Implementation of these practices requires strong management commitment and complete team adherence. However, obtained results largely justify efforts made to transform the organization.
4.1. Performance Indicators to Monitor
Appropriate KPI selection conditions steering effectiveness:
- OEE (Overall Equipment Effectiveness): global machine efficiency measure
- Cycle time: average production duration per unit
- Scrap rate: non-conforming product proportion
- Schedule adherence: on-time delivery percentage
- Inventory turnover: raw material flow velocity
- Hourly productivity: units produced per worked hour
These indicators must be aligned with strategic objectives. Consequently, their regular monitoring enables rapid deviation identification and necessary corrective action engagement.
4.2. Importance of Standardized Procedures
Standardization guarantees reproducibility and quality:
- Operating procedure formalization: clear and accessible documentation
- Systematic quality controls: critical point verifications
- Escalation procedures: structured incident management
- Preventive maintenance: rigorous intervention planning
- Internal audit: regular standard compliance verification
This approach significantly reduces variations and errors. Furthermore, it facilitates new employee integration and skill transfer.
4.3. Team Training and Support
The human factor remains determining in success:
- Technical training: tool and procedure mastery
- Objective awareness: objective understanding
- Operational coaching: field accompaniment
- Experience feedback: learning capitalization
- Recognition: best practice valorization
A structured training program maximizes new method adoption. Similarly, it develops team autonomy and adaptation capacity to technological evolution.
Conclusion
Industrial production control constitutes a major strategic lever for manufacturing companies wishing to maintain competitiveness in a demanding economic environment.
Through this guide, we have explored this discipline’s fundamentals, key stages, and best practices to optimize performance.
Digitalization appears as an unavoidable catalyst for this transformation. Indeed, digital tools enable reaching unprecedented performance levels in terms of reactivity, precision, and operational efficiency.
Adopting a structured approach, combined with adapted technological solutions like Picomto, opens the path toward industrial excellence. Companies that invest in production control optimization benefit from sustainable competitive advantages.

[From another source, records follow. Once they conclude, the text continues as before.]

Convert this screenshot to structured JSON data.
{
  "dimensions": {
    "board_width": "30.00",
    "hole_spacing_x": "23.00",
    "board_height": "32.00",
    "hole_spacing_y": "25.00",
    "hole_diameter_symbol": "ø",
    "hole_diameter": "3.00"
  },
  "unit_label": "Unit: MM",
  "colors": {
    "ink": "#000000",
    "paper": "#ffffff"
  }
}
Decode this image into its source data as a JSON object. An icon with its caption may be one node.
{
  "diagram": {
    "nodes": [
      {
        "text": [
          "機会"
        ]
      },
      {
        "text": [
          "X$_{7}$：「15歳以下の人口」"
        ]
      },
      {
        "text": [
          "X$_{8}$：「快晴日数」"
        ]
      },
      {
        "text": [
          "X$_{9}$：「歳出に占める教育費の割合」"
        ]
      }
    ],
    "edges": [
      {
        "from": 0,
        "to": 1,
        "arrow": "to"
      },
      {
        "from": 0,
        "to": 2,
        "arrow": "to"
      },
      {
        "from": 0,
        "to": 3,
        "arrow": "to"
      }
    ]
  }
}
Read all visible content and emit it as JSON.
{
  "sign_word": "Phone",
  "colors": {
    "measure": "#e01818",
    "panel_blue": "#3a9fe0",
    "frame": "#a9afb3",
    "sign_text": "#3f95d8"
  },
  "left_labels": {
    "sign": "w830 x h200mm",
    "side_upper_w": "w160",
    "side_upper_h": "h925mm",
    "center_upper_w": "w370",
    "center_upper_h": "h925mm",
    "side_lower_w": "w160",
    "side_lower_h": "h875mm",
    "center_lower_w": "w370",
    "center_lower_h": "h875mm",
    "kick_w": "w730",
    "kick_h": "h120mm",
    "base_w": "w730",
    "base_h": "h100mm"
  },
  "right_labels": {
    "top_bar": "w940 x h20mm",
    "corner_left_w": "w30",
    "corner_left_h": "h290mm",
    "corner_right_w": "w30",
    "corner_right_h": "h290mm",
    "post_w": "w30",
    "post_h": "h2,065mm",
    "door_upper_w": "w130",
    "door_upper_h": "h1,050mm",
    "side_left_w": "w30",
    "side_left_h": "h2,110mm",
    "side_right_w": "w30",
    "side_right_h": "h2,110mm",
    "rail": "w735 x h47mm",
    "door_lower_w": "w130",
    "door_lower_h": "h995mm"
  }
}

Contact us today to discover how Picomto can transform your production control and boost your industrial performance.
FAQ
What is production control?
Process of supervision and optimization of manufacturing activities to guarantee quality, deadlines, and costs.
What is an example of production control?
Overall Equipment Effectiveness (OEE) monitoring with automatic alerts in case of deviation.
How to control production?
Use of KPI indicators, MES systems, IoT sensors, and real-time dashboards.
How to measure industrial production?
Analysis of OEE, conformity rate, cycle time, and unit costs.
What are the two types of control?
Preventive control (anticipation) and corrective control (reaction to detected deviations).
What is the objective of control?
Optimize performance, guarantee quality, and respect production objectives.